50分の物語
1st 25mins
松山聖陵のキックオフで試合がスタートすると、さっそく昌平は武器であるモールで見せ場を作る。
松山聖陵のラインアウトモールを、一発で押し返した。強い。自分たちの強みの使い方を、昌平フィフティーンは理解していた。
一方の松山聖陵も、負けてはいない。接点が激しく出足も早い。グラウンドから、バチバチと音がする。
「県大会の時とはDFが変わっていた。僕たちを研究されていた。」と昌平の黒埼慎之助キャプテンは話す。それもそのはず。松山聖陵の中村一貴キャプテン曰く「ワイドに振られたらしんどいことが分かっていた。なるべく近場で仕留めようとした」のだ。
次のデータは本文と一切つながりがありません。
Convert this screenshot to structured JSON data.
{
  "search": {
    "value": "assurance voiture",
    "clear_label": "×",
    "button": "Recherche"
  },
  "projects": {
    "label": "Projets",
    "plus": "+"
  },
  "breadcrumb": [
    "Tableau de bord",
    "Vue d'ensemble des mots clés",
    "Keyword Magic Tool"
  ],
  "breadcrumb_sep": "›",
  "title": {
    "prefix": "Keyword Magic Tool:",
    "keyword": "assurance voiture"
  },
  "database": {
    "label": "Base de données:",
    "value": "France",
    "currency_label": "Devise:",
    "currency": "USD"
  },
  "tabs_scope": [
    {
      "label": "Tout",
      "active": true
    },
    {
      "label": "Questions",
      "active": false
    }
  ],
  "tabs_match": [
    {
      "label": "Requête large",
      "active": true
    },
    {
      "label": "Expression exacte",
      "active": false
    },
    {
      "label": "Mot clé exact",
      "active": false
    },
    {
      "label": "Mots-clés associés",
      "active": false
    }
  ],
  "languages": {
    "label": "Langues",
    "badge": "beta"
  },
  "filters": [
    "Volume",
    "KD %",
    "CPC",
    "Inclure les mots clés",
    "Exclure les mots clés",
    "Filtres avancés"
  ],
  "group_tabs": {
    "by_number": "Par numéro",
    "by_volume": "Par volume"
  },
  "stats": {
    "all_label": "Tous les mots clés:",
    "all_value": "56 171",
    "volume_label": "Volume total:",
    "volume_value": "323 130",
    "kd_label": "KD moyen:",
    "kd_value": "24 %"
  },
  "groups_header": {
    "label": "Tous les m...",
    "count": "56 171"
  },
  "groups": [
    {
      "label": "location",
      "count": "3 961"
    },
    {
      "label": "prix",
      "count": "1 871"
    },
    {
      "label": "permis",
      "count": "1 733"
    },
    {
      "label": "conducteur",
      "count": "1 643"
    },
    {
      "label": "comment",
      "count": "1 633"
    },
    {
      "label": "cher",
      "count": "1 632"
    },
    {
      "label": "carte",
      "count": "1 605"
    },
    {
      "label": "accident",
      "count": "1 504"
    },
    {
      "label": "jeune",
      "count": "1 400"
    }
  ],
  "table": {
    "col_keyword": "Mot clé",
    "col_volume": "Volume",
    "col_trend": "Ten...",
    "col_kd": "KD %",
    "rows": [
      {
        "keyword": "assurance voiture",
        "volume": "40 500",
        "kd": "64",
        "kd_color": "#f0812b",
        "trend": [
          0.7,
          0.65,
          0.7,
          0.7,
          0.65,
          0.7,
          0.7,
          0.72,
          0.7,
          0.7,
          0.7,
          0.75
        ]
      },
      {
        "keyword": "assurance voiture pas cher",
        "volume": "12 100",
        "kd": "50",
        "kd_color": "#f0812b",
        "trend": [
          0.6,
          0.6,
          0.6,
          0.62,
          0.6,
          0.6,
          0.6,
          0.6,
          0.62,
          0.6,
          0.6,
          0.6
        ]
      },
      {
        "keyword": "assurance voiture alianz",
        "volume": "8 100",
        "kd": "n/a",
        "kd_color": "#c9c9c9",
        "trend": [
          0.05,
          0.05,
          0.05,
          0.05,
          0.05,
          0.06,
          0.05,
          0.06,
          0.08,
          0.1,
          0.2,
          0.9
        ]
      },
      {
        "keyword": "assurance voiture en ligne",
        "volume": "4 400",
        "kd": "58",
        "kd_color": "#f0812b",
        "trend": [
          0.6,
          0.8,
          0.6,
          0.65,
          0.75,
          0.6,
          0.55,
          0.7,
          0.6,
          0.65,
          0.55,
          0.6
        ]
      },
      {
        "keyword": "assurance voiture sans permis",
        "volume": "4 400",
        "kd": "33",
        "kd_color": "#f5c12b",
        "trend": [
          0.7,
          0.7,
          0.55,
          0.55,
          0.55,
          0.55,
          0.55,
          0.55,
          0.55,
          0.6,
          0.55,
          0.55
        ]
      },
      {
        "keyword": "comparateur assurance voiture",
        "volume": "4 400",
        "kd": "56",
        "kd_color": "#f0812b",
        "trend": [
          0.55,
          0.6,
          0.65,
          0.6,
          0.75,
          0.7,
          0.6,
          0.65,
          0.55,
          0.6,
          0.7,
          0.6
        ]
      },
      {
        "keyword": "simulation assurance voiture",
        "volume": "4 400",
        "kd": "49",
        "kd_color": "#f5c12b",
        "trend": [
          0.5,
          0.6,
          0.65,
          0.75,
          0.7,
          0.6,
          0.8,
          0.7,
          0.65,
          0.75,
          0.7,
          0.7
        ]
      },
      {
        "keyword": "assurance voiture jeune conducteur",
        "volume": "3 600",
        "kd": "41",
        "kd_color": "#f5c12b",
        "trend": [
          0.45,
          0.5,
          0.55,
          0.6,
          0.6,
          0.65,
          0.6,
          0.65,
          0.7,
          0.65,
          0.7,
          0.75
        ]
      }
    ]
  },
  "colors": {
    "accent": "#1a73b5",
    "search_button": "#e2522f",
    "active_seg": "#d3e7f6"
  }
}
昌平がようやく鉄壁のディフェンスをこじ開けたのは、前半13分。敵陣10m付近のラインアウトからフェーズを重ねると、最後は3番・菅野侑多朗選手が左サイドを突いてトライ。7-0と先制する。
スロースターターな昌平は、いつもより10分短いゲーム時間をどうマネジメントしていくかが鍵。できるだけ早く、次のトライを取りたい。
しかし、なかなかチャンスを仕留め切れない。敵陣まで攻めては戻され、攻められては戻しの時間が続く。少ないチャンスをものにしたのは、松山聖陵だった。
ゴール前5mの位置でラックを作ると、左に展開。10番・中村一貴キャプテンがふわっと浮いたキックパスを左隅へ蹴れば、11番・永江優那選手が見事キャッチしグラウンディングした。前半22分、5点を返す。
前半ラストプレーでチャンスエリアに入ったのは昌平だった。敵陣20m付近からラインアウトモールで押し込もうとチャレンジするも崩れ、12番の黒埼キャプテンが左のオープンサイドに持ちだす。ただ、ここでも取り切れない。インゴールまであと1mという所で、相手にボールが渡ってしまう。
最後に一本取り切れなかった昌平。対して守り切ったのは松山聖陵。
前半を、7-5のロースコアで折り返す。